He beats them at their own game. And yet he turned on him. He turned against Jesus for money, for 30 pieces of silver. Now, I know silver is going up in value these days a little bit, but it's just a piece of metal. And he's like, let me take some of your metal, and I'll turn Jesus over to you.
Why would he do that?
Why would we turn our backs on God after all he's done for us?
Judas might have thought he was doing the right thing. I don't know. I don't think he did. He wasn't a good guy. It turns out he had Satan in his heart.

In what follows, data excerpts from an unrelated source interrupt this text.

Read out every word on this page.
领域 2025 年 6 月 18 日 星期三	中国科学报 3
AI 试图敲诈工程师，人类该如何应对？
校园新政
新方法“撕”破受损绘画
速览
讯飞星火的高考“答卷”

He was in the company of people that were believers in Jesus Christ, and yet he allowed Satan to fill him. That gives me a bit of pause today, a little bit of caution, knowing that in a church, in any church, there can be this time where there are people, they look like they fit in. They look like they blend in. It could be one of you. I don't know.
Y' all are gonna be like, nobody says, is it me? They're like, is it the person next to me? You know, and you're doing all the right stuff, but somehow you're like, I'm just not ready to submit to Christ. And so you start letting the things of the evil one of the tempter of Satan into your life.
Judas had decided that he would take some money and turn on Jesus. Maybe Jesus had failed what he thought Jesus would be. You know, like, he thought Jesus was going to come in and overthrow the Roman leaders and the Roman rulers and take back the city for the cause of the people of Israel, for the name of God. Maybe he thought Jesus was going to do that. Maybe he thought that he would have a little bit more like power and authority himself because Jesus was going to turn him loose and give him some kind of authority.
Who knows? Whatever reason it is, Judas might have thought somehow that he was doing the right thing because he says, if I betray Jesus, then he'll stand up, he'll raise up in power and overthrow these people. Maybe I've just got to push Jesus to do the right thing. See, so many times the way that we betray Christ is trying to make him move and do things on our time schedule, on our time frame. We're like, lord, here's what I thought you would have done in my life by now.
So I'm just going to do that. Think of Abraham and Sarah. God's promised, Abraham, you're going to have a son. And they weren't having any sons, and they're getting pretty old. And so Sarah's like, hey, what if you just sleep with my servant girl?
And we can call that my child. Your child, you know, like the one that God promised. And Abraham's like, sounds good. She's young, you know, she's. Yeah, all that stuff.
Like, I'm gonna stop there before I get myself into trouble. Like, he just, he's. He's sold on the program, you know, and then it turns out to be really bad. And then his wife later is like, this is your fault. And he's like, I don't remember the story going that way.
There's so many times we try to push along and do things that even things that God has promised he will do. And we say, you're not doing it fast enough. I want you to do it now. So I'm going to manipulate the situation. I'm going to push in a way that will force you to do it now, force you to do it my way.
For all we know, that's what Judas was doing. And so often we look a whole lot more like Judas, or at least his actions than the others. What I want to wrap up with and encourage you today is this. The new covenant is one that you aren't automatically dragged into or brought into. You have to choose to live under that new covenant.
You have to choose that you want the blood of Christ to be effective in your life. You have to choose to be what the scripture calls us as born again. See John, the Gospel of John tells us in chapter three that there's a Pharisee named Nicodemus who met with Jesus. And he's like, we know you're a prophet. We know you're a good teacher, but we don't know what you're saying.
I mean, I'm translating a little bit, but that's what it comes down to. And Jesus says, it comes down to this. You need a new life. You have to be born again. And so now at the moment of the Passover, Jesus is providing for that in his death that will come shortly after this, the next day.
He is providing that new birth for all mankind, for all who will accept him. And so what he does is he says, this new covenant is built in my blood, is sealed in my blood. It is my blood that cleanses you. In the book of Revelation, it talks about saints that are in heaven. And those saints are wearing white robes.
And it says, the robes were dipped in the blood of the lamb. I don't know if you've ever cut yourself and gotten it on your clothes, but it never bleaches them, does it? But the blood of Christ is that which cleanses us. And so when we talk about the new covenant, it is a cleansing covenant, a new covenant that God has made with us saying, I'm going to cleanse you. I'm going to wash you clean of your sins.
I'm going to give you a new life. And now you are adopted into the family as sons of God. Even you daughters, it's a beautiful thing, but you have to accept it.